De Jean Grémillon, réalisateur oublié avant sa réhabilitation récente par Bertrand Tavernier, je n'avais vu que l'excellent film noir "L'étrange Monsieur Victor", tout en sachant que ses autres titres étaient assez différents, plus orientés vers le mélo lyrique - c'est à dire moins ma came a priori.
"Pattes blanches" correspond bien au style Grémillon, avec un lyrisme très présent dans le scénario et les dialogues, œuvre du dramaturge Jean Anouilh, mêlé à une forme de naturalisme dans la description d'un petit village côtier dans la Bretagne rurale.
On se laisse vite absorber par la rude atmosphère régnant sur place, grâce à la mise en scène aux accents documentaires de Grémillon, qui capte les petits gestes du quotidien (Jock se lavant les cheveux dans la cour), les habitudes collectives (le jeu de quilles), tout comme les grands rituels de la communauté (les scènes de chant et de danse lors du mariage).

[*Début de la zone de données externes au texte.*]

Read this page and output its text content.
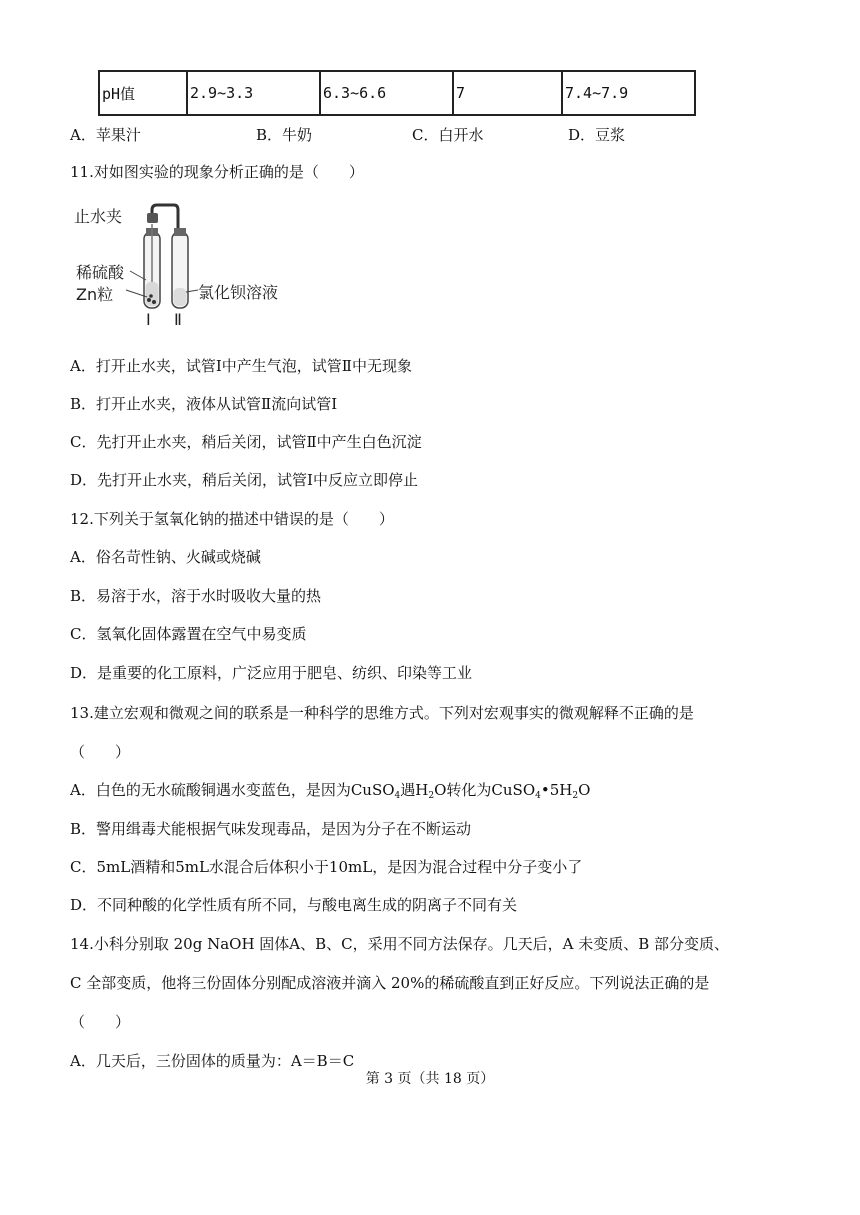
pH值	2.9~3.3	6.3~6.6	7	7.4~7.9
A．苹果汁	B．牛奶	C．白开水	D．豆浆
11.对如图实验的现象分析正确的是（　　）
止水夹
稀硫酸
Zn粒	氯化钡溶液
Ⅰ Ⅱ
A．打开止水夹，试管Ⅰ中产生气泡，试管Ⅱ中无现象
B．打开止水夹，液体从试管Ⅱ流向试管Ⅰ
C．先打开止水夹，稍后关闭，试管Ⅱ中产生白色沉淀
D．先打开止水夹，稍后关闭，试管Ⅰ中反应立即停止
12.下列关于氢氧化钠的描述中错误的是（　　）
A．俗名苛性钠、火碱或烧碱
B．易溶于水，溶于水时吸收大量的热
C．氢氧化固体露置在空气中易变质
D．是重要的化工原料，广泛应用于肥皂、纺织、印染等工业
13.建立宏观和微观之间的联系是一种科学的思维方式。下列对宏观事实的微观解释不正确的是
（　　）
A．白色的无水硫酸铜遇水变蓝色，是因为CuSO$_4$遇$H_2O$转化为$CuSO_4•5H_2O$
B．警用缉毒犬能根据气味发现毒品，是因为分子在不断运动
C．5mL酒精和5mL水混合后体积小于10mL，是因为混合过程中分子变小了
D．不同种酸的化学性质有所不同，与酸电离生成的阴离子不同有关
14.小科分别取 20g NaOH 固体A、B、C，采用不同方法保存。几天后，A 未变质、B 部分变质、
C 全部变质，他将三份固体分别配成溶液并滴入 20%的稀硫酸直到正好反应。下列说法正确的是
（　　）
A．几天后，三份固体的质量为：A＝B＝C
第 3 页（共 18 页）
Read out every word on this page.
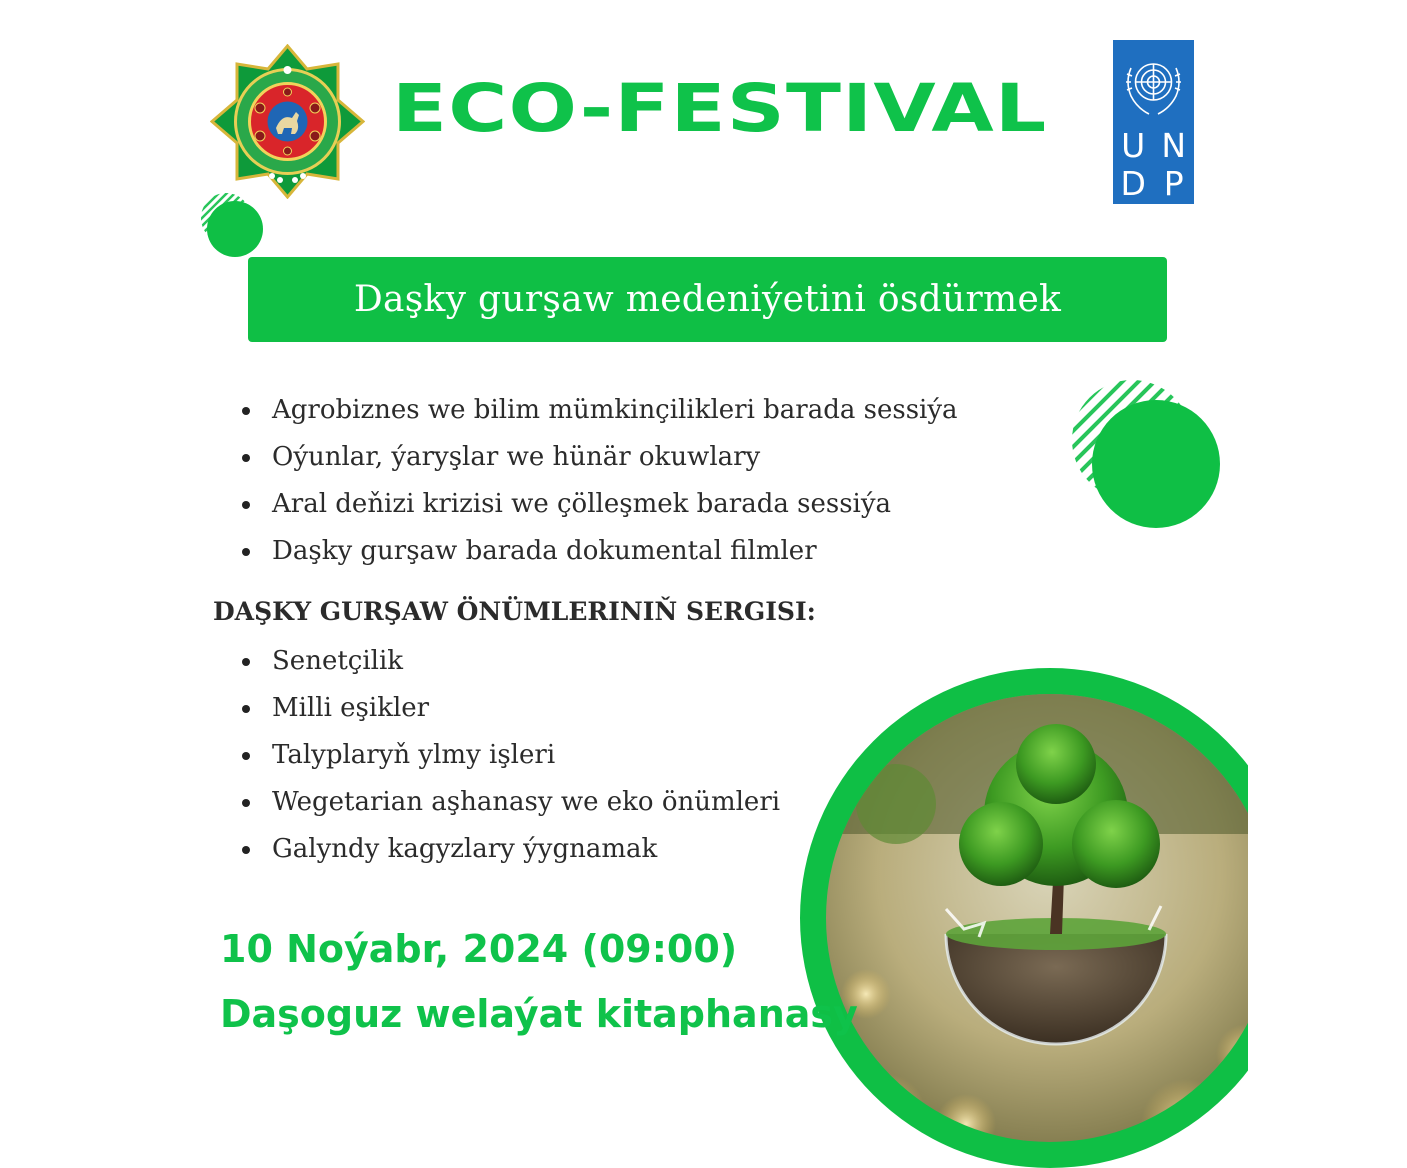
ECO-FESTIVAL U N
D P
Daşky gurşaw medeniýetini ösdürmek
Agrobiznes we bilim mümkinçilikleri barada sessiýa
Oýunlar, ýaryşlar we hünär okuwlary
Aral deňizi krizisi we çölleşmek barada sessiýa
Daşky gurşaw barada dokumental filmler
DAŞKY GURŞAW ÖNÜMLERINIŇ SERGISI:
Senetçilik
Milli eşikler
Talyplaryň ylmy işleri
Wegetarian aşhanasy we eko önümleri
Galyndy kagyzlary ýygnamak
10 Noýabr, 2024 (09:00)
Daşoguz welaýat kitaphanasy
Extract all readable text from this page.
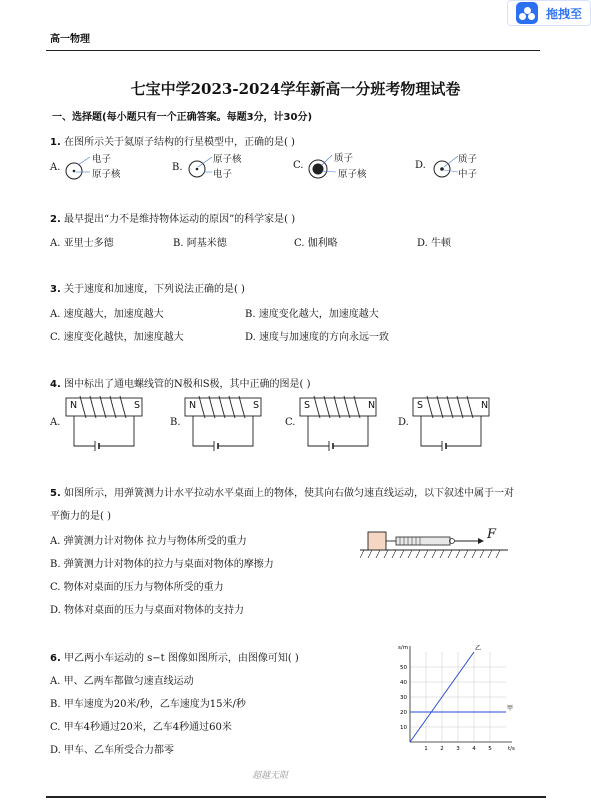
高一物理
拖拽至
七宝中学2023-2024学年新高一分班考物理试卷
一、选择题(每小题只有一个正确答案。每题3分，计30分)
1. 在图所示关于氦原子结构的行星模型中，正确的是( )
A.
电子
原子核
B.
原子核
电子
C.
质子
原子核
D.
质子
中子
2. 最早提出“力不是维持物体运动的原因”的科学家是( )
A. 亚里士多德	B. 阿基米德	C. 伽利略	D. 牛顿
3. 关于速度和加速度，下列说法正确的是( )
A. 速度越大，加速度越大	B. 速度变化越大，加速度越大
C. 速度变化越快，加速度越大	D. 速度与加速度的方向永远一致
4. 图中标出了通电螺线管的N极和S极，其中正确的图是( )
A.	B.	C.	D.
N	S	N	S	S	N	S	N
5. 如图所示，用弹簧测力计水平拉动水平桌面上的物体，使其向右做匀速直线运动，以下叙述中属于一对
平衡力的是( )
A. 弹簧测力计对物体 拉力与物体所受的重力
B. 弹簧测力计对物体的拉力与桌面对物体的摩擦力
C. 物体对桌面的压力与物体所受的重力
D. 物体对桌面的压力与桌面对物体的支持力
F
6. 甲乙两小车运动的 s−t 图像如图所示，由图像可知( )
A. 甲、乙两车都做匀速直线运动
B. 甲车速度为20米/秒，乙车速度为15米/秒
C. 甲车4秒通过20米，乙车4秒通过60米
D. 甲车、乙车所受合力都零	1 2 3 4 5
10
20
30
40
50
t/s
s/m	乙
甲
超越无限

Sans oublier quelques arrière-plans superbes sur la nature sauvage bretonne.
J'ai aussi apprécié l'authenticité de personnages très marqués : l'aubergiste rustaud (Fernand Ledoux), la femme fatale désœuvrée (Suzy Delair, dont on peut apercevoir les fesses dodues), le bâtard instruit mais rejeté (Michel Bouquet, jeune et maigrichon), la petite bonne laide et bossue (Arlette Thomas - future maman des frères Jolivet), et enfin le châtelain désargenté (Paul Bernard).
En revanche, ce type de cinéma manque à mon goût de subtilité et de cohérence psychologique : tout est surligné à gros traits, avec un jeu très théâtral voire outré, des comportements excessifs et des situations parfois peu crédibles.
Par exemple, il suffit de laisser Suzy Delair cinq minutes à proximité de n'importe quel bonhomme, et c'est parti pour un tour... J'ai eu beaucoup de mal aussi avec le personnage de Paul Bernard, sa psychologie opaque et ses nombreux revirements...
Bien entendu, il faut se souvenir de l'ancienneté de "Pattes blanches", et faire preuve d'indulgence par rapport à certains parti-pris vieillots.
Au final, le positif l'emporte assez largement, et l'ensemble se laisse suivre avec intérêt.